# Kafka Demo

### Connect to Kafka Broker Server
```
ssh -o ServerAliveInterval=60 -L 9092:localhost:9092 tunnel@128.2.204.215 -NTf
```
password for tunnel@128.2.204.215: mlip-tunnel


To kill connection at port:
```
lsof -ti:9092 | xargs kill -9
```

### Setup
```
python -m pip install kafka-python
```

### Producer Mode -> Writes Data to Broker

In [2]:
import os
from datetime import datetime
from json import dumps, loads
from time import sleep
from random import randint
from kafka import KafkaConsumer, KafkaProducer

# Update this for your own recitation section :)
topic = 'recitation-c'

In [6]:
# Create a producer to write data to kafka
# Ref: https://kafka-python.readthedocs.io/en/master/apidoc/KafkaProducer.html

# [TODO]: Replace '...' with the address of your Kafka bootstrap server
producer = KafkaProducer(bootstrap_servers=['localhost:9092'],
                        value_serializer=lambda x: dumps(x).encode('utf-8'),
                        )

# [TODO]: Add cities of your choice
cities = ['Atlanta', 'Seattle', 'Boston']

# Write data via the producer
print("Writing to Kafka Broker")
for i in range(10):
    data = f'{datetime.now().strftime("%Y-%m-%d %H:%M:%S")},{cities[randint(0,len(cities)-1)]},{randint(18, 32)}ºC'
    print(f"Writing: {data}")
    producer.send(topic=topic, value=data)
    sleep(1)

Writing to Kafka Broker
Writing: 2024-09-03 09:25:17,Boston,26ºC
Writing: 2024-09-03 09:25:18,Boston,30ºC
Writing: 2024-09-03 09:25:19,Boston,28ºC
Writing: 2024-09-03 09:25:20,Atlanta,29ºC
Writing: 2024-09-03 09:25:21,Seattle,25ºC
Writing: 2024-09-03 09:25:22,Seattle,31ºC
Writing: 2024-09-03 09:25:23,Atlanta,27ºC
Writing: 2024-09-03 09:25:24,Atlanta,18ºC
Writing: 2024-09-03 09:25:25,Atlanta,19ºC
Writing: 2024-09-03 09:25:26,Boston,18ºC


### Consumer Mode -> Reads Data from Broker

In [5]:
# Create a consumer to read data from kafka
# Ref: https://kafka-python.readthedocs.io/en/master/apidoc/KafkaConsumer.html

# [TODO]: Complete the missing ... parameters/arguments using the Kafka documentation
consumer = KafkaConsumer(
    'recitation-c',
    bootstrap_servers=['localhost:9092'],
    auto_offset_reset='latest', #Experiment with different values: earliest, latest, a specific number
    # Commit that an offset has been read
    enable_auto_commit=True,
    # How often to tell Kafka, an offset has been read
    auto_commit_interval_ms=1000
)

print('Reading Kafka Broker')
for message in consumer:
    message = message.value.decode()
    # Default message.value type is bytes!
    print(loads(message))
    os.system(f"echo {message} >> kafka_log.csv")

Reading Kafka Broker


KeyboardInterrupt: 

# Use kcat!
It's a CLI (Command Line Interface). Previously known as kafkacat


Ref: https://docs.confluent.io/platform/current/app-development/kafkacat-usage.html

In [None]:
#kcat command: connect to local Kafka broker, specify a topic, and consume messages from the earliest offset

#answer: kcat -b localhost:9092 -t recitation-c -C -o earliest

# Kafka Topic: A topic in Kafka is a way to categorize data. Producers publish messages to specific topics, and consumers subscribe to topics to receive messages. A topic is a logical concept.
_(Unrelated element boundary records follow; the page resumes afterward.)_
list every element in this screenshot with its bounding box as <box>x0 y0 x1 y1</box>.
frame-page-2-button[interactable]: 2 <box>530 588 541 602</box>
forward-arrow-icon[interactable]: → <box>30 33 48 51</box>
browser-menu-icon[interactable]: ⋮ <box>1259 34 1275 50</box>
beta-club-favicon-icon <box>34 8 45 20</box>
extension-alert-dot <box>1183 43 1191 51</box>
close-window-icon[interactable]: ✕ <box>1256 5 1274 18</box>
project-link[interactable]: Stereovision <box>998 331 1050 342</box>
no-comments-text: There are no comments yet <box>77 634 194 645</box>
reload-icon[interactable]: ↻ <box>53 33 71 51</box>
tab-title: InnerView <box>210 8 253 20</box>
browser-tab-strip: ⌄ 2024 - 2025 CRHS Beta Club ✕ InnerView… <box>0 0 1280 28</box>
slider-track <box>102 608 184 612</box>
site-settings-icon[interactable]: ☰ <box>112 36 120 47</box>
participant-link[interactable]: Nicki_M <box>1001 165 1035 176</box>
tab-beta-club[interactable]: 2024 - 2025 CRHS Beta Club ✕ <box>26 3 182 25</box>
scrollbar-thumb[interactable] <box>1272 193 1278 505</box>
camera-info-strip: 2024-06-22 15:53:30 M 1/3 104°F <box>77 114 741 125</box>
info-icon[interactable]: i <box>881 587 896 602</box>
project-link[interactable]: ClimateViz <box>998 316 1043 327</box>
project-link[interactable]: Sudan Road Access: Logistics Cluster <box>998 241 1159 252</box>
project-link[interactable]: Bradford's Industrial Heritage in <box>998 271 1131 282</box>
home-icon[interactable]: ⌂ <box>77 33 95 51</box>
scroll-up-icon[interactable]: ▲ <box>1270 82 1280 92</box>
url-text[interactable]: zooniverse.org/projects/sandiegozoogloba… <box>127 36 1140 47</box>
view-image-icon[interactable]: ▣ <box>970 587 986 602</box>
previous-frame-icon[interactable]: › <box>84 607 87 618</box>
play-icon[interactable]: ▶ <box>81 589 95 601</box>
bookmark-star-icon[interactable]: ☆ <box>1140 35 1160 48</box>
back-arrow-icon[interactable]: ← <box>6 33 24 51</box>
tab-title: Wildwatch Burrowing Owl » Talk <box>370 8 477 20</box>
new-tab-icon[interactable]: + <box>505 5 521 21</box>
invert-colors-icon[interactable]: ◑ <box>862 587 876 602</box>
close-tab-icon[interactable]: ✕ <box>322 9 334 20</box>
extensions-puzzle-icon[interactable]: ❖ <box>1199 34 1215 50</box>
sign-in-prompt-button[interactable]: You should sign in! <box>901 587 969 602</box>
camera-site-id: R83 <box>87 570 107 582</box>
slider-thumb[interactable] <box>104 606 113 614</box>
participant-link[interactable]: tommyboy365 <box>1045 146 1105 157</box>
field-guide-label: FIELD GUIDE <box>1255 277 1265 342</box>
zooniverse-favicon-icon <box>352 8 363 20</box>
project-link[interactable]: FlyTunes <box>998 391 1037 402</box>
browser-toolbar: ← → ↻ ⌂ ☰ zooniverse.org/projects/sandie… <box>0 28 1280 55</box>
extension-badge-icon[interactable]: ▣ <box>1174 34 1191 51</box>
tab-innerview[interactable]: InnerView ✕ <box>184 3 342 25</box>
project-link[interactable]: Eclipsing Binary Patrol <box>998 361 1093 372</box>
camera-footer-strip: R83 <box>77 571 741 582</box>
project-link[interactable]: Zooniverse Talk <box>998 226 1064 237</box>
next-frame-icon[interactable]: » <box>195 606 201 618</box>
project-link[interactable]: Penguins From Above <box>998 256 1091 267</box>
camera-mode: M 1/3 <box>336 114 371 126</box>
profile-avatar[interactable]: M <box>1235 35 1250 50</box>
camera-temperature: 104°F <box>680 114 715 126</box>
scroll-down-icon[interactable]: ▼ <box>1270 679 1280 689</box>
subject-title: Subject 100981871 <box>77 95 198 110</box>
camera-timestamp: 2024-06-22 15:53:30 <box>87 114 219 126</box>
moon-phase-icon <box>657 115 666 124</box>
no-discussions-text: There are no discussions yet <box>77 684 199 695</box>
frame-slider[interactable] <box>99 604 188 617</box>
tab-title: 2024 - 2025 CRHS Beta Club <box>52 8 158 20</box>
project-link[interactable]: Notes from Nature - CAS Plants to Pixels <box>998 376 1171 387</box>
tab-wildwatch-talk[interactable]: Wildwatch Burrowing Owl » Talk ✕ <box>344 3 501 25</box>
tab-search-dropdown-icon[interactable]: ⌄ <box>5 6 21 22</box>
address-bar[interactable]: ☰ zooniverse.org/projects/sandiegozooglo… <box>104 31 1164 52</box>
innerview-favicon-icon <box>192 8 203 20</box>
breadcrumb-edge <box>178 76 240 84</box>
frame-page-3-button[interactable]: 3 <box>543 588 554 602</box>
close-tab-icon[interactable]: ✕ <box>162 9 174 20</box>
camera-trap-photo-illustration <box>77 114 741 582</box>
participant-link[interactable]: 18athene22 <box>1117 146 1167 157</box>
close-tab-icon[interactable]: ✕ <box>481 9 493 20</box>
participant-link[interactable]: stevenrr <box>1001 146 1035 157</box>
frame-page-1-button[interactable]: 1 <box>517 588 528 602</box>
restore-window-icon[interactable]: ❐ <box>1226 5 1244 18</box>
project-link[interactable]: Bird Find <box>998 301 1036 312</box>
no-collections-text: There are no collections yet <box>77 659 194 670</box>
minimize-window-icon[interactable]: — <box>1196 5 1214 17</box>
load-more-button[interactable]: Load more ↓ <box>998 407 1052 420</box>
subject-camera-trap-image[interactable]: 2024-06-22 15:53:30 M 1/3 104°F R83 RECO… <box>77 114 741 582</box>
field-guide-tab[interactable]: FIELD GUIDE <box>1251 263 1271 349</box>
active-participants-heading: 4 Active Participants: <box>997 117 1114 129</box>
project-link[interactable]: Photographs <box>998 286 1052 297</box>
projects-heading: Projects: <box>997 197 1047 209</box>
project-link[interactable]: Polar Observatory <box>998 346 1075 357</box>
# Kafka Offset: The offset in Kafka is used to uniquely identify the sequence number of each message within a topic. Consumers can track the last offset they have read, allowing them to continue from where they left off in the event of a disconnection or failure, thus ensuring message continuity.